With 2016 marking fifty years since the recording of The Velvet Underground’s first album, “The Velvet Underground & Nico” it would be easy for John Cale to lean on those old tunes, giving simple gratification to fans who still hold those early experiments with rock’n’roll (and all else that entailed) as his pinnacle. But ‘easy’ is rarely a path Cale has taken. An inspiring lecturer on the avant-garde, and a relentless seeker of new frontiers in music such as drone and noise, it was fitting that the only nod to the Velvet Underground in Cale’s two hour set was a heavenly version of ‘Sunday Morning’ twisted by transplanted and warped instrumentation.
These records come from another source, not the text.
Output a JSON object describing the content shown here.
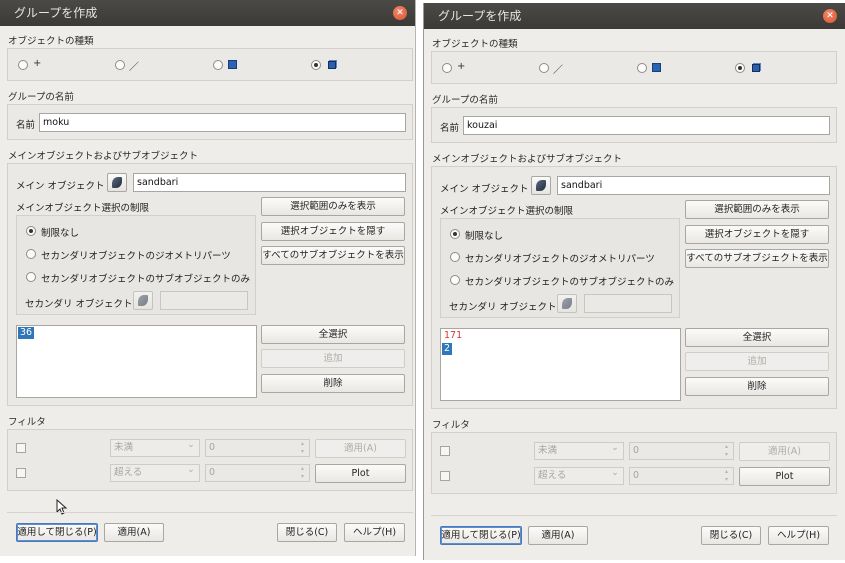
{
  "dialogs": [
    {
      "title": "グループを作成",
      "object_type": {
        "section": "オブジェクトの種類",
        "options": [
          {
            "symbol": "+",
            "icon": "point-icon",
            "selected": false
          },
          {
            "symbol": "／",
            "icon": "line-icon",
            "selected": false
          },
          {
            "symbol": "",
            "icon": "surface-icon",
            "selected": false
          },
          {
            "symbol": "",
            "icon": "solid-icon",
            "selected": true
          }
        ]
      },
      "group_name": {
        "section": "グループの名前",
        "label": "名前",
        "value": "moku"
      },
      "main_sub": {
        "section": "メインオブジェクトおよびサブオブジェクト",
        "main_label": "メイン オブジェクト",
        "main_value": "sandbari",
        "restriction_title": "メインオブジェクト選択の制限",
        "restrictions": [
          {
            "label": "制限なし",
            "selected": true
          },
          {
            "label": "セカンダリオブジェクトのジオメトリパーツ",
            "selected": false
          },
          {
            "label": "セカンダリオブジェクトのサブオブジェクトのみ",
            "selected": false
          }
        ],
        "secondary_label": "セカンダリ オブジェクト",
        "secondary_value": "",
        "btn_show_only": "選択範囲のみを表示",
        "btn_hide_selected": "選択オブジェクトを隠す",
        "btn_show_all": "すべてのサブオブジェクトを表示",
        "list_items": [
          {
            "text": "36",
            "selected": true,
            "red": false
          }
        ],
        "btn_select_all": "全選択",
        "btn_add": "追加",
        "btn_remove": "削除"
      },
      "filter": {
        "section": "フィルタ",
        "rows": [
          {
            "combo": "未満",
            "value": "0",
            "button": "適用(A)",
            "enabled": false
          },
          {
            "combo": "超える",
            "value": "0",
            "button": "Plot",
            "enabled": true
          }
        ]
      },
      "footer": {
        "apply_close": "適用して閉じる(P)",
        "apply": "適用(A)",
        "close": "閉じる(C)",
        "help": "ヘルプ(H)"
      }
    },
    {
      "title": "グループを作成",
      "object_type": {
        "section": "オブジェクトの種類",
        "options": [
          {
            "symbol": "+",
            "icon": "point-icon",
            "selected": false
          },
          {
            "symbol": "／",
            "icon": "line-icon",
            "selected": false
          },
          {
            "symbol": "",
            "icon": "surface-icon",
            "selected": false
          },
          {
            "symbol": "",
            "icon": "solid-icon",
            "selected": true
          }
        ]
      },
      "group_name": {
        "section": "グループの名前",
        "label": "名前",
        "value": "kouzai"
      },
      "main_sub": {
        "section": "メインオブジェクトおよびサブオブジェクト",
        "main_label": "メイン オブジェクト",
        "main_value": "sandbari",
        "restriction_title": "メインオブジェクト選択の制限",
        "restrictions": [
          {
            "label": "制限なし",
            "selected": true
          },
          {
            "label": "セカンダリオブジェクトのジオメトリパーツ",
            "selected": false
          },
          {
            "label": "セカンダリオブジェクトのサブオブジェクトのみ",
            "selected": false
          }
        ],
        "secondary_label": "セカンダリ オブジェクト",
        "secondary_value": "",
        "btn_show_only": "選択範囲のみを表示",
        "btn_hide_selected": "選択オブジェクトを隠す",
        "btn_show_all": "すべてのサブオブジェクトを表示",
        "list_items": [
          {
            "text": "171",
            "selected": false,
            "red": true
          },
          {
            "text": "2",
            "selected": true,
            "red": false
          }
        ],
        "btn_select_all": "全選択",
        "btn_add": "追加",
        "btn_remove": "削除"
      },
      "filter": {
        "section": "フィルタ",
        "rows": [
          {
            "combo": "未満",
            "value": "0",
            "button": "適用(A)",
            "enabled": false
          },
          {
            "combo": "超える",
            "value": "0",
            "button": "Plot",
            "enabled": true
          }
        ]
      },
      "footer": {
        "apply_close": "適用して閉じる(P)",
        "apply": "適用(A)",
        "close": "閉じる(C)",
        "help": "ヘルプ(H)"
      }
    }
  ]
}
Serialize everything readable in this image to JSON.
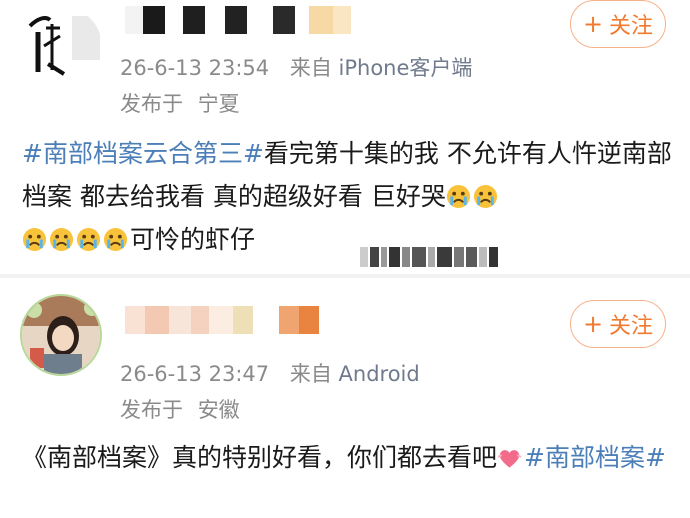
{
  "posts": [
    {
      "follow_label": "关注",
      "follow_plus": "+",
      "timestamp": "26-6-13 23:54",
      "source_prefix": "来自",
      "source_device": "iPhone客户端",
      "location_prefix": "发布于",
      "location": "宁夏",
      "content": {
        "hashtag": "#南部档案云合第三#",
        "text1": "看完第十集的我 不允许有人忤逆南部档案  都去给我看 真的超级好看 巨好哭",
        "text2": "可怜的虾仔"
      }
    },
    {
      "follow_label": "关注",
      "follow_plus": "+",
      "timestamp": "26-6-13 23:47",
      "source_prefix": "来自",
      "source_device": "Android",
      "location_prefix": "发布于",
      "location": "安徽",
      "content": {
        "text1": "《南部档案》真的特别好看，你们都去看吧",
        "hashtag": "#南部档案#"
      }
    }
  ],
  "icons": {
    "crying": "crying-emoji-icon",
    "heart": "heart-emoji-icon"
  },
  "colors": {
    "accent": "#f07a2f",
    "hashtag": "#4c7fb8",
    "meta": "#8a8a8a"
  }
}
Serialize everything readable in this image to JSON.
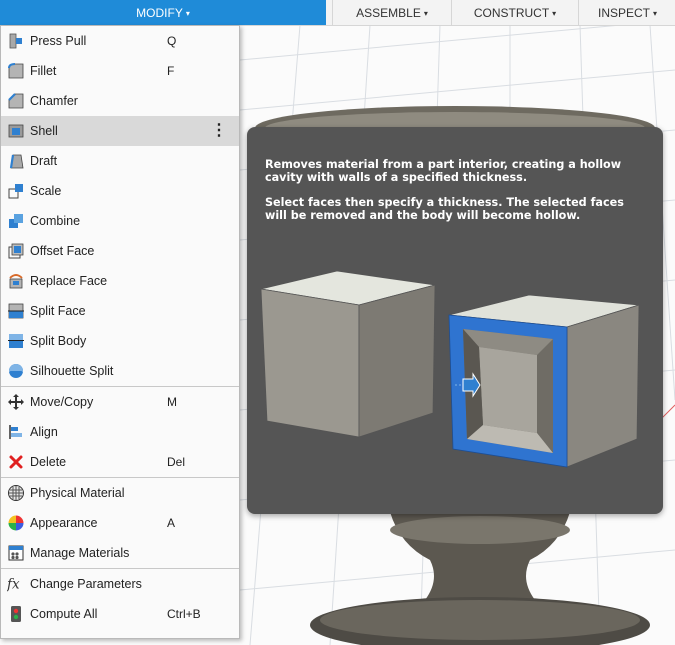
{
  "toolbar": {
    "tabs": [
      {
        "label": "MODIFY",
        "active": true
      },
      {
        "label": "ASSEMBLE",
        "active": false
      },
      {
        "label": "CONSTRUCT",
        "active": false
      },
      {
        "label": "INSPECT",
        "active": false
      }
    ],
    "caret": "▾"
  },
  "menu": {
    "items": [
      {
        "label": "Press Pull",
        "shortcut": "Q",
        "icon": "press-pull-icon"
      },
      {
        "label": "Fillet",
        "shortcut": "F",
        "icon": "fillet-icon"
      },
      {
        "label": "Chamfer",
        "shortcut": "",
        "icon": "chamfer-icon"
      },
      {
        "label": "Shell",
        "shortcut": "",
        "icon": "shell-icon",
        "hovered": true,
        "more": "⋮"
      },
      {
        "label": "Draft",
        "shortcut": "",
        "icon": "draft-icon"
      },
      {
        "label": "Scale",
        "shortcut": "",
        "icon": "scale-icon"
      },
      {
        "label": "Combine",
        "shortcut": "",
        "icon": "combine-icon"
      },
      {
        "label": "Offset Face",
        "shortcut": "",
        "icon": "offset-face-icon"
      },
      {
        "label": "Replace Face",
        "shortcut": "",
        "icon": "replace-face-icon"
      },
      {
        "label": "Split Face",
        "shortcut": "",
        "icon": "split-face-icon"
      },
      {
        "label": "Split Body",
        "shortcut": "",
        "icon": "split-body-icon"
      },
      {
        "label": "Silhouette Split",
        "shortcut": "",
        "icon": "silhouette-split-icon"
      },
      {
        "label": "Move/Copy",
        "shortcut": "M",
        "icon": "move-copy-icon"
      },
      {
        "label": "Align",
        "shortcut": "",
        "icon": "align-icon"
      },
      {
        "label": "Delete",
        "shortcut": "Del",
        "icon": "delete-icon"
      },
      {
        "label": "Physical Material",
        "shortcut": "",
        "icon": "physical-material-icon"
      },
      {
        "label": "Appearance",
        "shortcut": "A",
        "icon": "appearance-icon"
      },
      {
        "label": "Manage Materials",
        "shortcut": "",
        "icon": "manage-materials-icon"
      },
      {
        "label": "Change Parameters",
        "shortcut": "",
        "icon": "change-parameters-icon"
      },
      {
        "label": "Compute All",
        "shortcut": "Ctrl+B",
        "icon": "compute-all-icon"
      }
    ]
  },
  "tooltip": {
    "line1": "Removes material from a part interior, creating a hollow cavity with walls of a specified thickness.",
    "line2": "Select faces then specify a thickness. The selected faces will be removed and the body will become hollow."
  },
  "colors": {
    "accent": "#1f8bd8",
    "tooltip_bg": "#555555",
    "highlight_face": "#2f74d0"
  }
}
https://youtu.be/3qK82JvRY5s
The set illustrated the enormous breadth of Cale’s oeuvre, while subtly highlighting its manifold interconnections. Transitioning from a new offering such as the murky, ascending opener ‘Time Stands Still’ into 1973’s familiar ‘The Endless Plain of Fortune’; or from a haunting, strangely empty rendition of Cale & Lou Reed’s 1990 nostalgic collaboration ‘Style It Takes’ into the desolate ‘Wasteland’ written fifteen years later, Cale wove an enigmatic tale through his performance. The two-hour set rarely ventured from andante, and Cale rarely from behind his keyboard, but interest was held by the addition of string and horn sections, and a choir comprised of gospel and classical singers, apparently instructed simply to ‘sing as they felt’. The appearance of Michael Sheen to perform Dylan Thomas’ ‘Death Shall Have No Dominion’ over a claustrophobic, machine-laden soundscape was a particular highlight, encapsulating Cale’s fraught, unsettled, yet sentimental relationship with Wales.
Opening act Gwenno was captivating, transmitting ethereal, dystopian-themed Welsh language pop vocals and string hooks over an undulating, krautrock revering rhythm section. Gwenno played cuts from her 2015 LP ‘Y Dydd Olaf’, inspired by obscure Welsh sci-fi novelist Owain Owain.
Her marriage of inhuman synthesised sounds with the Welsh and Cornish languages was an engaging metaphor for the continual transformation and creative resistance of marginal identities under modernity.